You're reading: Ukraine’s long-shot bid to prosecute Yanukovych

During a live call-in question and answer session on Russian state television on April 17, Russian President Vladimir Putin told viewers that disgraced former Ukrainian President Viktor Yanukovych told him that he“did not dare to sign a decree on the use of force against [his] citizens.” 

Putin said Yanukovych “fulfilled his duty in the way he considered possible and appropriate” during the bloody crackdowns on protesters
on Kyiv’s Independence Square in January and February that left more than 100
activists, journalists, and police officers dead.

Many in the post-revolutionary Ukrainian
government, however, disagree with Putin and Yanukovych. 

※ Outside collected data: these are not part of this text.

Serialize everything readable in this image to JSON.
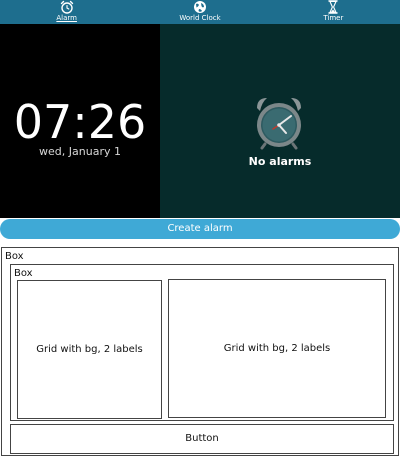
{
  "tabs": [
    {
      "label": "Alarm",
      "icon": "alarm-clock-icon",
      "active": true
    },
    {
      "label": "World Clock",
      "icon": "globe-icon",
      "active": false
    },
    {
      "label": "Timer",
      "icon": "hourglass-icon",
      "active": false
    }
  ],
  "clock": {
    "time": "07:26",
    "date": "wed, January 1"
  },
  "alarms": {
    "empty_label": "No alarms",
    "icon": "alarm-clock-icon"
  },
  "create_alarm": {
    "label": "Create alarm"
  },
  "outer_box": {
    "label": "Box",
    "inner_box": {
      "label": "Box",
      "grids": [
        {
          "label": "Grid with bg, 2 labels"
        },
        {
          "label": "Grid with bg, 2 labels"
        }
      ]
    },
    "button": {
      "label": "Button"
    }
  },
  "colors": {
    "tabbar_bg": "#1e6e8e",
    "clock_bg": "#000000",
    "alarm_panel_bg": "#062b2b",
    "create_bar_bg": "#3fa9d6"
  }
}
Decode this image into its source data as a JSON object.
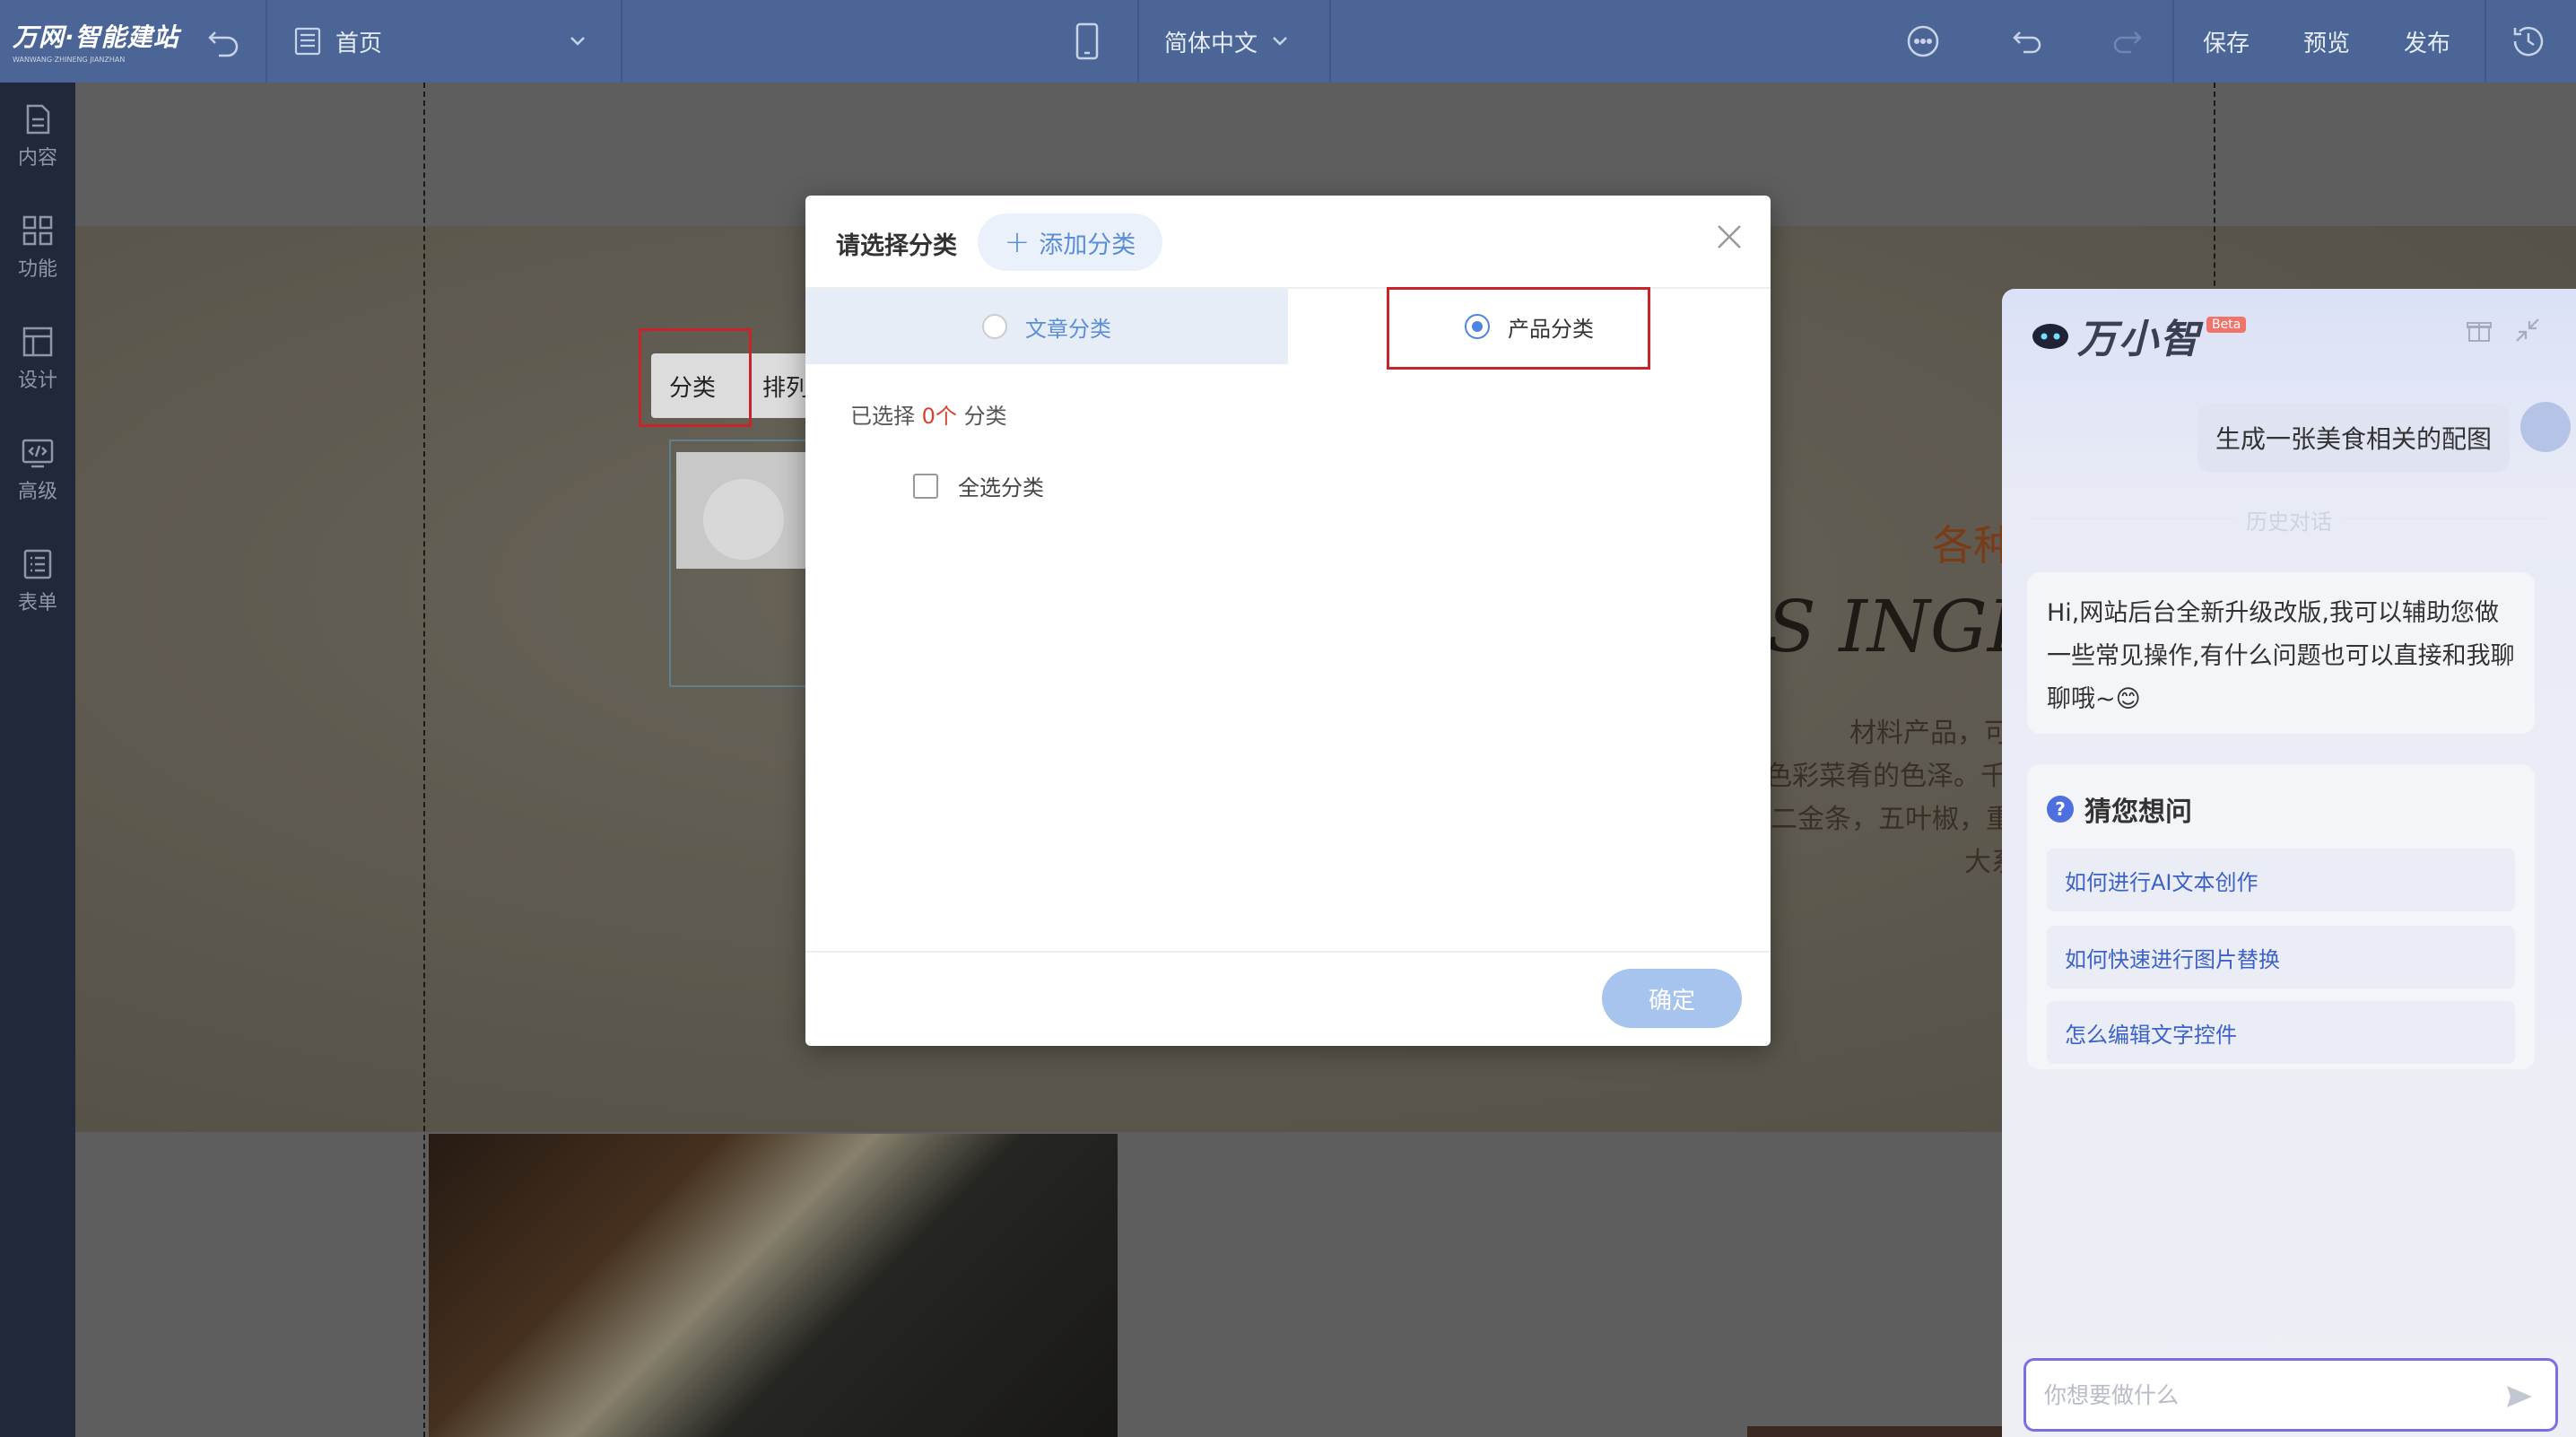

On the same day as Putin’s live Q&A,
the Ukrainian government issued a declaration accepting the International
Criminal Court’s jurisdiction in prosecuting individuals responsible for crimes
committed during the EuroMaidan Revolution.

The Ukrainian government’s declaration asked the ICC for ratione temporis jurisdiction, meaning that the court will have jurisdiction in Ukraine for a specific period of time, in this case, from November 21 to February 22.

On April 25, Fatou Bensouda, the prosecutor of the ICC,
announced that she had opened a preliminary examination of Ukraine’s appeal.

They are the first steps in what may be
a lengthy investigation and trial, a process that could last anywhere from a
few months to more than a year.

Ukraine must first amend its
constitution to allow the international court to prosecute those complicit in the
violence against EuroMaidan protesters, activists, and journalists: according
to Chapter 8, Article 124 of the Ukrainian constitution, the Constitutional
Court of Ukraine is the highest judicial body in the country. Accordingly, the
Constitutional Court ruled in 2001 that the Rome Statute of 1998, which
establishes the ICC’s functions, structure, and jurisdiction, could not be
applied in Ukraine.

Although the government named
Yanukovych, former General Prosecutor Viktor Pshonka, and former Interior
Minister Vitaliy Zakharchenko in its appeal to the ICC, the Court will not open
an investigation of specific individuals.

The ICC is working closely with the
Public Commission on the Investigation and Prevention of Human Rights
Violations in Ukraine, as well as Ukraine’s General Prosecutor’s office.

Myroslava Antonovich, a professor and international law expert at the National University of Kyiv-Mohyla Academy, who works on the Public Commission, says there is a indisputable evidence that Yanukovych and other former officials ordered police to fire on protesters on Kyiv’s Independence Square, and to abduct and torture activists and journalists.

“I have no doubt that they will be found
guilty,” says Antonovich.

In February, the Public Commission began documenting the crimes committed by Yanukovych’s regime during the EuroMaidan Revolution. It has already archived more than 2,300 questionnaires of victims of the state violence.

The Public Commission believes these questionnaires, as well as leaked documents and video captured during the EuroMaidan Revolution, provide irrefutable evidence that Yanukovych’s administration committed multiple crimes against humanity. 

“Thus far, we have only identified elements of crimes against humanity,” says Antonovich, though members of the commission believe Russia’s invasion and subsequent occupation of Crimea might be considered a “crime of aggression,” which is also punishable by the ICC.

According to the Rome Statute, “the invasion or attack by the armed forces of a
State of the territory of another State, or any military occupation, however
temporary, resulting from such invasion or attack, or any annexation by the use
of force of the territory of another State or part thereof” is a crime of
aggression.

Despite the perponderance of evidence, bringing Yanukovych to trial will
be difficult. If charged, Yanukovych would be only the second head of state to
be indicted by the ICC.

In 2009, Omar al-Bashir, the President
of Sudan, was indicted on four counts of crimes against humanity and two counts
of war crimes and the following year, he was indicted on three counts of
genocide. Although the ICC has issued a warrant for al-Bashir’s arrest, he has
traveled outside Sudan several times since being indicted and has not been
arrested.  

Yanukovych and his associates will
likely be able to continue to take shelter in Russia.  Antonovich says that “while
Putin is president,” they will “never” be extradited.

Yet the ICC may be Ukraine’s only
option. The only other international recourse would be to call for an ad hoc
tribunal made up of judges from around the world to be established, like those
formed following the Bosnian and Rwandan genocides.

However, the United Nations Security
Council would have to pass a resolution forming such a tribunal. Because Russia
has veto power as a permanent member of the Security Council, the formation of
an ad hoc tribunal to investigate Yanukovych and his administration is highly unlikely.